Autenticidad, emoción y veracidad en cada fotograma hasta conformar una completa visión del activismo de Act Up París en 1990. Desde sus objetivos y manera de funcionar y trabajar hasta las realidades y dramas individuales de las personas que formaban la organización. Un logrado y emocionante retrato de los inicios de la historia de la lucha contra el sida con un mensaje muy bien expuesto que deja claro que la amenaza aún sigue vigente en todos sus frentes.
De igual manera que el VIH no era un cáncer gay, tampoco era únicamente una cuestión médica. Podía afectar a cualquier persona, lo que hacía de este virus un asunto de salud pública y, por lo tanto, un tema también social y político. Eso lo tuvieron claro aquellos que libres de prejuicios homófobos y clasistas –contra presos o toxicómanos- miraron directamente a la enfermedad desde sus inicios, pero hubo muchas personas –como los que lideraban las administraciones públicas o los que gestionaban las empresas farmacéuticas, priorizando siempre sus beneficios económicos- que si ya de por sí ignoraban y marginaban a estos colectivos, ahora les estigmatizaban y despreciaban.

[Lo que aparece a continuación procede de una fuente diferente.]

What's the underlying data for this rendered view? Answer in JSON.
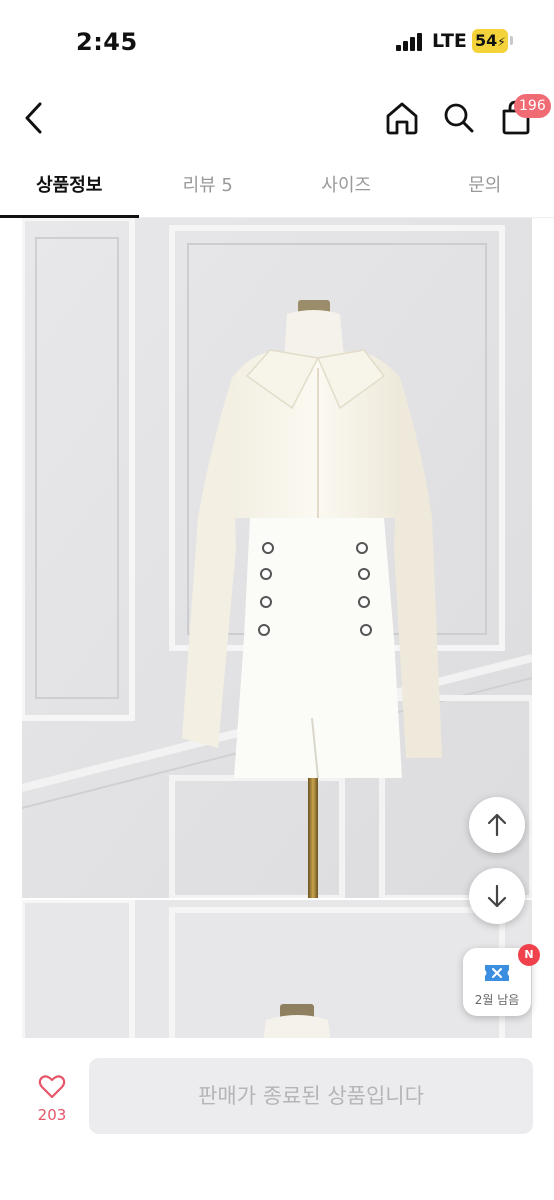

Para hacer frente a esta situación surgió en el Nueva York de 1987 el movimiento Act Up, dos años después llegaría a París, siendo desde el primer momento un grupo que desarrollaba acciones que se saltaban muchos límites para conseguir llamar la atención sobre algo fundamental. Había mucha gente que se estaba muriendo, pero iban a fallecer mucho más si no se hacía nada por evitarlo.
Esto es lo que los veinte primeros minutos de película exponen –sin dogmatismos ni tendenciosidades- con un ritmo endiablado, generando una atmósfera que sublima por todo lo que le da forma, por la manera en que está contado, por la excelente fotografía y el soberbio montaje con que se construye y por los muchos mensajes que quedan claros sin necesidad de explicitarlos uno a uno. No hay pena ni lástima, no hay sensiblería alguna a la hora de mostrar la situación individual de cada afectado, de los infectados por el VIH que saben que tienen el tiempo contado. Se hace con la verdad de lo que habla por sí mismo y ante lo que no hay más opción que comprometerse –como hacen ellos con su activismo político- o refugiarse en los prejuicios y en la comodidad del desconocimiento como hacía en aquel momento la mayor parte de la sociedad.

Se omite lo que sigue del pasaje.